As my Kiwi friend puts it–the traveller world is Neverland–and the traveller Peter Pan. As long as you`re the road you can feel as if you`ll never really grow old. As long as in Neverland, you are a sort of equal amongst travellers–your ranking not determined by the car you drive, the expensive phone you talk on, your job or social status–but by the places you`ve managed to see and the experiences you`ve had. Your wealth is measured by the quality of the stories you can tell or insights you have over a sunset and beer (or margaritas).
You can login to Facebook to check up on a filtered version of reality and see how your friends are growing up without you in the Real World. How they are advancing in their jobs, getting engaged, married, procreating (!). But you can feel a bit of relief, because as long as you remain in Neverland, you can continue to pretend you have no big responsibilities. You´ll take comfort in the fact there`s nowhere you have to be come 8 AM (but bed), and you can continue to see the world in wonder with the eyes of a child—learning big lessons (many of which may be difficult to learn)—and prolong the day when you finally feel like a real adult. And perhaps that–that is the most valuable part about travelling long-term. Because life is short and your memories are your most precious possessions and if anything can make you feel like a kid for longer then I think that´s something worth holding on to.

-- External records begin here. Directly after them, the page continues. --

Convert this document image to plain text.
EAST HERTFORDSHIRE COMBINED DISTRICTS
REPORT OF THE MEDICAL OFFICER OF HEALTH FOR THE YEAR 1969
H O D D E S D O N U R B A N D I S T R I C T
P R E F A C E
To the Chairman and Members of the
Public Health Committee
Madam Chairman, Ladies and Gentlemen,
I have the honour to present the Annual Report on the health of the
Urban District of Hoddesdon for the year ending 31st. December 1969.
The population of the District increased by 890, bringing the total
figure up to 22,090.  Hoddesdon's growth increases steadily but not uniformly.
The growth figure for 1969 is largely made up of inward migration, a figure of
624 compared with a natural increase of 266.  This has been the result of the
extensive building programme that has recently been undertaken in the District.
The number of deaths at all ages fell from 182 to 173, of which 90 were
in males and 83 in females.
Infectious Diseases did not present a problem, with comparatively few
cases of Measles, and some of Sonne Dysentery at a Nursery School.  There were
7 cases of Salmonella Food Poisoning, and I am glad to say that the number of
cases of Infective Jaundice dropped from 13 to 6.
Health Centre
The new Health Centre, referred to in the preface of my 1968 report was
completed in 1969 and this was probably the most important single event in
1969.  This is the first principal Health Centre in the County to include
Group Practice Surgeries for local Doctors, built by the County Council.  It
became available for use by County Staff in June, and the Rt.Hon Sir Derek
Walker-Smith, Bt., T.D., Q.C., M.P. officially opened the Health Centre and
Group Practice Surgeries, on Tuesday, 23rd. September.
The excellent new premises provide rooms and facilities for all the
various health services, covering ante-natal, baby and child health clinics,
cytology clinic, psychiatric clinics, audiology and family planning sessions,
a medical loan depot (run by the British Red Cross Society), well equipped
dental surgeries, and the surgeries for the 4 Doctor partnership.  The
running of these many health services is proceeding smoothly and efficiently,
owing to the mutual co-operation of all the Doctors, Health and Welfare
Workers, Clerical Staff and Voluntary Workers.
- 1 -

When that day comes when I decide I`m ready to take back on those adult responsibilities (it won´t be too long from now) I know I`ll be ready for them—and be better able to handle them. Because already my life has been so full and I´ll never feel I´ve missed out on having my big adventure. And I can feel good about returning home as long as I vow to live by a certain set of rules—that I keep my intense thirst to continue obtaining knowledge about our spectacular world, challenge myself in new ways and continue to see life as the big adventure it is.
For that I can never ever regret the risks and hard work I`ve taken to achieve this last year of spectacular living.